GPT-Realtime-2: Real-Time Reasoning
GPT-Realtime-2 brings complex logical reasoning capabilities to live voice dialogue for the first time. Unlike simple voice assistants, the new model understands the nuance of conversation context and can handle multi-step tasks without losing meaning. This is important for applications requiring consultation, planning, analytics, or technical support — where simple templated responses just won't do. The model processes speech in real time, allowing users to speak freely without waiting for a processing pause. Responses arrive at natural speed, creating the impression of dialogue with a real person.

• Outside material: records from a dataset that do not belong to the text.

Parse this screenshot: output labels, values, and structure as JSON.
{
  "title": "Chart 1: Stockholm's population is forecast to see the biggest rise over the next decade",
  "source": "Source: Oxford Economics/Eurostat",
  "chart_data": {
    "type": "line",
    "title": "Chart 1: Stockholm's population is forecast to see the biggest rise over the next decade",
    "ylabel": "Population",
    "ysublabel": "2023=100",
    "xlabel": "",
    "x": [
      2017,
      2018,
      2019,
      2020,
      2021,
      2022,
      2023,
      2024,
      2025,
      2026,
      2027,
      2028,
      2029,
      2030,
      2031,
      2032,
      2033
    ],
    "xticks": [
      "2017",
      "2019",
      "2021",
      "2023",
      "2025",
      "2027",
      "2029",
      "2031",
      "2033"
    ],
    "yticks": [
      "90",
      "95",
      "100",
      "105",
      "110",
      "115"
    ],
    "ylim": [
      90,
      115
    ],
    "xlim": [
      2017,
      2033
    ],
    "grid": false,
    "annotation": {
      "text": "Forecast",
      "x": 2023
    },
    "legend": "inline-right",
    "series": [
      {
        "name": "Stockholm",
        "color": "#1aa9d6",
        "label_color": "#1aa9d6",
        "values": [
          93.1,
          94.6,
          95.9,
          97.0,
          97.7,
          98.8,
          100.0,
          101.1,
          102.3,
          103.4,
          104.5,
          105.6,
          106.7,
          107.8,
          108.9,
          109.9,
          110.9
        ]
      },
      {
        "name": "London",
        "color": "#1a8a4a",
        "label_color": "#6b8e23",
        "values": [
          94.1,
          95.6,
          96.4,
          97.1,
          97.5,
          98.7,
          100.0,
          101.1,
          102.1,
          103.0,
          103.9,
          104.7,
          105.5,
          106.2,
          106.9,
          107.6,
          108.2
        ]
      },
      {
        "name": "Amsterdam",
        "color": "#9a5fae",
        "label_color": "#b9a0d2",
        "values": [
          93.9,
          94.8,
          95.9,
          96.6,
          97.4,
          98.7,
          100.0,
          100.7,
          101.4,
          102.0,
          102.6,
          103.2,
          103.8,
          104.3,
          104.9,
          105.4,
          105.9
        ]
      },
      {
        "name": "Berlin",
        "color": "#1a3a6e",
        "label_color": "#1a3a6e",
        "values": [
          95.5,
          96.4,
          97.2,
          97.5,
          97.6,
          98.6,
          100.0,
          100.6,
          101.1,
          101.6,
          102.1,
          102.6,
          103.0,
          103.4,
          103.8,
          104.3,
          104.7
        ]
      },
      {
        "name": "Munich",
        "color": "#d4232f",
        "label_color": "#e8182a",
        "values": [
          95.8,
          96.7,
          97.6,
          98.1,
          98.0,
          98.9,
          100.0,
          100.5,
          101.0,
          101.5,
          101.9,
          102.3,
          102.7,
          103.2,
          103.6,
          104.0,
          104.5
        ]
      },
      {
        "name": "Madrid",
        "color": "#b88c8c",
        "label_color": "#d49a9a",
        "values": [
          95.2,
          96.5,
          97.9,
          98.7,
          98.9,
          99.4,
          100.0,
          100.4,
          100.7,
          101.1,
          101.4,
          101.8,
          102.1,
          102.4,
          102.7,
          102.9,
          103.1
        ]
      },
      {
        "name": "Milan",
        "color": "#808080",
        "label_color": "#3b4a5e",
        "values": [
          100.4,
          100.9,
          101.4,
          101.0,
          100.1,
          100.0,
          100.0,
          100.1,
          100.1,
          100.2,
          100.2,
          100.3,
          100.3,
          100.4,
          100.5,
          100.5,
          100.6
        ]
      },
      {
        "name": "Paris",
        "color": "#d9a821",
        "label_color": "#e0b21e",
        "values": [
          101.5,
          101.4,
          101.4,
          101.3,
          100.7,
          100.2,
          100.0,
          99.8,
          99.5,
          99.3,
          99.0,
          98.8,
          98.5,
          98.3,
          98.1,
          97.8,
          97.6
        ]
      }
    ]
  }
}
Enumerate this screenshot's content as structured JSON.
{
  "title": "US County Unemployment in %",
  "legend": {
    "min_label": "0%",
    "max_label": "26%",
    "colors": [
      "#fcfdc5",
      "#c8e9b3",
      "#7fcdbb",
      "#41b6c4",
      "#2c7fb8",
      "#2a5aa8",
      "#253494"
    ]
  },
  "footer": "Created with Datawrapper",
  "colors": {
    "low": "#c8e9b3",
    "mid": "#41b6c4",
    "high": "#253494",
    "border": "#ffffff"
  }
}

Multilingual Translation and Transcription
OpenAI released a separate translation model supporting over 70 input languages. This allows developers to build global applications without needing to duplicate models for each language — one model covers most of the world's population. Additionally, a streaming version of Whisper for transcription has been announced. It processes audio in real time and delivers text as sound arrives. This is critical for applications like video calls, live translators, and voice assistants, where latency directly impacts UX.
Three key components:
- GPT-Realtime-2 for voice reasoning and dynamic dialogue
- Translation model supporting 70+ input languages
- Streaming Whisper for low-latency audio transcription
Pricing Strategy: Market Capture
OpenAI has set aggressive prices on the new models, making them accessible to small developer teams and startups. The company is clearly targeting rapid market share capture in the voice AI applications space. This approach contrasts with positioning of text models, where OpenAI maintains a premium price position. Investment in accessibility of voice models signals that OpenAI sees voice as the next frontier of AI interaction. Whoever captures developers first in this space will have a strong competitive advantage.
What This Means
Voice AI interfaces are transitioning from experimental phase to a practical part of the developer stack. More accessible prices lower the barrier to entry — now a startup can embed speech AI into its application without major investment. This will accelerate the emergence of new voice applications on the market.